The multiple-choice format of the HPI CI facilitates quantitative analyses. After students answer each multiple-choice question, they are asked to write an explanation for the answer they chose. These open-ended explanations are highly informative and provide a source of data for understanding student thinking and revealing student alternative conceptions. We have administered the HPI CI in 4-6 courses each semester. Since 2006, we have collected pre- and post-course CI responses from approximately 7000 students enrolled in 9 different courses that are components of the UMD microbiology undergraduate program. Through the quantitative analysis of multiple-choice questions, we measured the impact of innovative teaching approaches. We found that students are making significant progress in their learning in individual courses and retain knowledge as they progress to upper level courses.

By supplementing this analysis with demographic data, we determined that students who had completed a prior course in genetics had significantly higher scores than those who had not. With this insight, we developed a new version of introductory microbiology that has a genetics course pre-requisite and is specifically targeted to biology majors. By offering separate microbiology courses for students with and without previous background in genetics, it has become possible to tailor course content more appropriately to students’ depth of background knowledge.

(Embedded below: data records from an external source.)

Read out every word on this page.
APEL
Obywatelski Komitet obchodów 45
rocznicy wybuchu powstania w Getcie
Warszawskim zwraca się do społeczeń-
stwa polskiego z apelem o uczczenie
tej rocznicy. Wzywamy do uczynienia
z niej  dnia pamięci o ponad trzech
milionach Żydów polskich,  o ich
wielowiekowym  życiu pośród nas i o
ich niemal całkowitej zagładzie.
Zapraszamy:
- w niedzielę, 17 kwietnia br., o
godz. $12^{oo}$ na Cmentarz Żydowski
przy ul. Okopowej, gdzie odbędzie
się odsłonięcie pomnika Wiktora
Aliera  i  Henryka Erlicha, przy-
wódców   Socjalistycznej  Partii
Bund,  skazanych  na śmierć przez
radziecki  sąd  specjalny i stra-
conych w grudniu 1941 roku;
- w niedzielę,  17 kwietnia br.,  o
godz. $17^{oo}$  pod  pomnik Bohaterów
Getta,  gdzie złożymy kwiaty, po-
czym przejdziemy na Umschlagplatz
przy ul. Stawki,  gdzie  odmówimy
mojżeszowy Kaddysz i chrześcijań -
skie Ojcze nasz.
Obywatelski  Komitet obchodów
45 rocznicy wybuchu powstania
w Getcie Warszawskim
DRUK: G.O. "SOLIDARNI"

We also developed a method to mine HPI CI open-ended explanations for alternative conceptions. This process involved working in teams to read and categorize student responses to one CI question, which has resulted in the identification of 20 alternative conceptions relating to the evolution of antibiotic resistance. Analysis of additional questions is continuing. Our approach serves as a “bridging the gap” exercise that informs faculty about the distinctions in their way of thinking in comparison to student or novice thinking. With this awareness of student alternative conceptions, faculty are better able to design interventions to help students gain conceptual understanding.

We have also found that the CI is a good tool to foster cross-institution conversations on student learning through a collaboration with faculty at Virginia Tech.